Sweden's central bank has increased its key interest rate to 0.25 percent, marking the first time the rate has been above zero for nearly eight years.

Sweden's Riksbank raises rates above zero for first time since 2014

In a press release announcing the move, the bank said that it needed to take action to bring down the current high rate of inflation, which it predicts will average 5.5 percent in 2022, before sinking to 3.3 percent in 2023.

“Inflation has risen to the highest level since the 1990s and is going to stay high for a while. To prevent high inflation taking hold in price and wage developments, the directors have decided to raise interest rates from zero to 0.25 percent,” it said. 

The Riksbank, which is tasked by the government to keep inflation at around two percent, has been caught off-guard by the speed and duration of price rises.

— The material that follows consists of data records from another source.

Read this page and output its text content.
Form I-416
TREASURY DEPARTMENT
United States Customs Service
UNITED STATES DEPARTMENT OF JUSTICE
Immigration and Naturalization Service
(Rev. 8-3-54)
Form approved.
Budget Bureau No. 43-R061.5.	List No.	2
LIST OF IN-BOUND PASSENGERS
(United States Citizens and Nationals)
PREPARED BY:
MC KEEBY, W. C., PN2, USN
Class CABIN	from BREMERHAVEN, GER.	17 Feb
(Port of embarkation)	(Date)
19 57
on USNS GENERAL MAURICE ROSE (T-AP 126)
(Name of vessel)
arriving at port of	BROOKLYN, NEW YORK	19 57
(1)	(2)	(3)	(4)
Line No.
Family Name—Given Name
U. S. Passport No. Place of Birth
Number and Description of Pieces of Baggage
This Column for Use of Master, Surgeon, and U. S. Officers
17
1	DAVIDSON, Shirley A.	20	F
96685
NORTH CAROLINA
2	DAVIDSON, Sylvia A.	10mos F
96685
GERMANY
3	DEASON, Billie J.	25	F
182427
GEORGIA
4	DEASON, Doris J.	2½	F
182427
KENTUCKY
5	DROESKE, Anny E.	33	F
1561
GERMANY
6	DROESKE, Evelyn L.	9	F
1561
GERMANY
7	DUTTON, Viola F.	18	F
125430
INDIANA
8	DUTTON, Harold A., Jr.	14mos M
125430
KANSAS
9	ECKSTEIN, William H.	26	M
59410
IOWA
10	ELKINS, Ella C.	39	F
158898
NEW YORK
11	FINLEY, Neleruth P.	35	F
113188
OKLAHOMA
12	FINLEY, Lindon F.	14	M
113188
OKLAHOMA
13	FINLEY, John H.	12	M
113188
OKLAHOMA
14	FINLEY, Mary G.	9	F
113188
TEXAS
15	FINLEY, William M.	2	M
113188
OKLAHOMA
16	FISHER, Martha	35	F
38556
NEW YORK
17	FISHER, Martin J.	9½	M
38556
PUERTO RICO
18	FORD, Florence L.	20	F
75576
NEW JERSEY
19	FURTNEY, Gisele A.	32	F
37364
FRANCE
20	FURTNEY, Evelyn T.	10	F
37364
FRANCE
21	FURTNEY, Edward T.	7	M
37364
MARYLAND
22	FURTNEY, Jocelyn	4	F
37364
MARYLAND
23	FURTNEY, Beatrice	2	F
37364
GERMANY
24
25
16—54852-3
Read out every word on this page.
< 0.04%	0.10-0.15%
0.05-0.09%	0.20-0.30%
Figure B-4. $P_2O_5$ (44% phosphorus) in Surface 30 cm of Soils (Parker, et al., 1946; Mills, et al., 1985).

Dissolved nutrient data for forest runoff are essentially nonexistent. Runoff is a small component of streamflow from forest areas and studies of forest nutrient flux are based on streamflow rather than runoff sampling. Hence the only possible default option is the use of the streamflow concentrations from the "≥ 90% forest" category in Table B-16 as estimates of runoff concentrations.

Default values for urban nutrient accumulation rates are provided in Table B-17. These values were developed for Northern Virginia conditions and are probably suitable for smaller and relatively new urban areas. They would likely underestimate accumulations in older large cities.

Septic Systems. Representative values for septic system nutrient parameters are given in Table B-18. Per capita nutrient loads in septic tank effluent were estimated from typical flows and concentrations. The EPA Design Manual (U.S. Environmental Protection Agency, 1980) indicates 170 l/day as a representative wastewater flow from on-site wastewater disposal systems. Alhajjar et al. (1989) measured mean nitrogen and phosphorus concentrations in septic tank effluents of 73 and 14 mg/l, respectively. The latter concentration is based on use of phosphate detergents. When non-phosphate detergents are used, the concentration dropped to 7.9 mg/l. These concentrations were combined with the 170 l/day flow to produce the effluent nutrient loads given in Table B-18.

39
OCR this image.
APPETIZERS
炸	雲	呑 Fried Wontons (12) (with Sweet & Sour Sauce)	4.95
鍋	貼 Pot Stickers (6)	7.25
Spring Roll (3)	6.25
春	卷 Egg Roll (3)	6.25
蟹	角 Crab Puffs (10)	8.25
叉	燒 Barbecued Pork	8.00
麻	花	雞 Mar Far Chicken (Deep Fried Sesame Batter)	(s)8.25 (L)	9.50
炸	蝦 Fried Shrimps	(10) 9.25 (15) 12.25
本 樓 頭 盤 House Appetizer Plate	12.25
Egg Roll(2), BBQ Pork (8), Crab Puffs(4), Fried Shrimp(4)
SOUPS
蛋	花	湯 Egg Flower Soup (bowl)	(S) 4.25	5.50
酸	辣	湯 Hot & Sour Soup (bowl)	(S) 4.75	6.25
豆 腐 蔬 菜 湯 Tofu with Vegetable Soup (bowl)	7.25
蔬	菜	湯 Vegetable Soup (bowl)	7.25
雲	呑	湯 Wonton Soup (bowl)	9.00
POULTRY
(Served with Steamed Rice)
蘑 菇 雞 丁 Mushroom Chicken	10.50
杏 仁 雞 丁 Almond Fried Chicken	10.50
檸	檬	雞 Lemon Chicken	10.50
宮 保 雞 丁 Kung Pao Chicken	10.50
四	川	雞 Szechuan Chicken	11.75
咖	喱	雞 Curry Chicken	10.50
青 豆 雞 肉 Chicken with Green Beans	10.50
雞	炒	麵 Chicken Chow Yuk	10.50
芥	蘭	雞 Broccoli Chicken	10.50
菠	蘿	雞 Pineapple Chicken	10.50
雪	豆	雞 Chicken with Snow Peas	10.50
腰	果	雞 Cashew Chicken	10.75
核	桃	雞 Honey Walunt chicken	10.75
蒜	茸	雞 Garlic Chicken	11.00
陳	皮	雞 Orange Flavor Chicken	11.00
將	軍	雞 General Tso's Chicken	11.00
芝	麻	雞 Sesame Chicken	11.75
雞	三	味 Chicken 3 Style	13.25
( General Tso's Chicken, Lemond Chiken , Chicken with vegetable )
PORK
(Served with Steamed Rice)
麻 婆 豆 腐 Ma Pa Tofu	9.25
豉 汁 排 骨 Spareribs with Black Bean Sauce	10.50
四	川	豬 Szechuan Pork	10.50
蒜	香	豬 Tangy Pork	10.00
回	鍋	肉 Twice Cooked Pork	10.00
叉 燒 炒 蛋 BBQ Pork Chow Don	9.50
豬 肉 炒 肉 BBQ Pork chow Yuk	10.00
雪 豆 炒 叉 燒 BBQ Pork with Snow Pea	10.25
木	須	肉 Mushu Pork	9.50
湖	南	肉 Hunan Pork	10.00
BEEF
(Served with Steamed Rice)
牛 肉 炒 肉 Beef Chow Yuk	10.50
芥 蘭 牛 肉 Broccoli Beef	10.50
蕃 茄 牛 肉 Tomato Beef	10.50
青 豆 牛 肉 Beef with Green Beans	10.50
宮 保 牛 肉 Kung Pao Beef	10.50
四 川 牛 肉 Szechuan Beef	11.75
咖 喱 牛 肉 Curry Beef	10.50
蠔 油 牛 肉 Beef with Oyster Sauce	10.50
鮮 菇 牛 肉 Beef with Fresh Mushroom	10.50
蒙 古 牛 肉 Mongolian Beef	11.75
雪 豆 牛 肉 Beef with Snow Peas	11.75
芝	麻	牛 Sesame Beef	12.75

Just a few months ago, in February, it said it expected inflation to be temporary, predicting there was no need to increase rates until 2024.

The last time the key inflation rate was above zero was in the autumn of 2014. 

In the press release, the bank warned that the rate would continue to increase further in the coming years. 

“The prognosis is that the interest rate will be increased in two to three further steps this year, and that it will reach a little under two percent at the end of the three-year prognosis period,” it said. 

According to the bank’s new future scenarios, its key interest rate will reach about 1.18 percent in a year, and 1.57 percent within two years. 

In a further tightening of Sweden’s monetary policy, the bank has also decided to reduce its bond purchases. 

“With this monetary policy we expect inflation rates to decline next year and from 2024 to be close to two percent,” the bank wrote. 

Annika Winsth, the chief economist of Nordea, one of Sweden’s largest banks, said the rate hike was “sensible”. 

“When you look at how inflation is right now and that the Riksbank needs to cool down the economy, it’s good that they’re taking action – the earlier the better. The risk if you wait is that you need to righten even more.” 

She said people in Sweden should be prepared for rates to rise even further. 

“You shouldn’t rule it out in the coming year. Then you’ll have a once percentage point increase which will go straight into fluctuating mortgage rates.”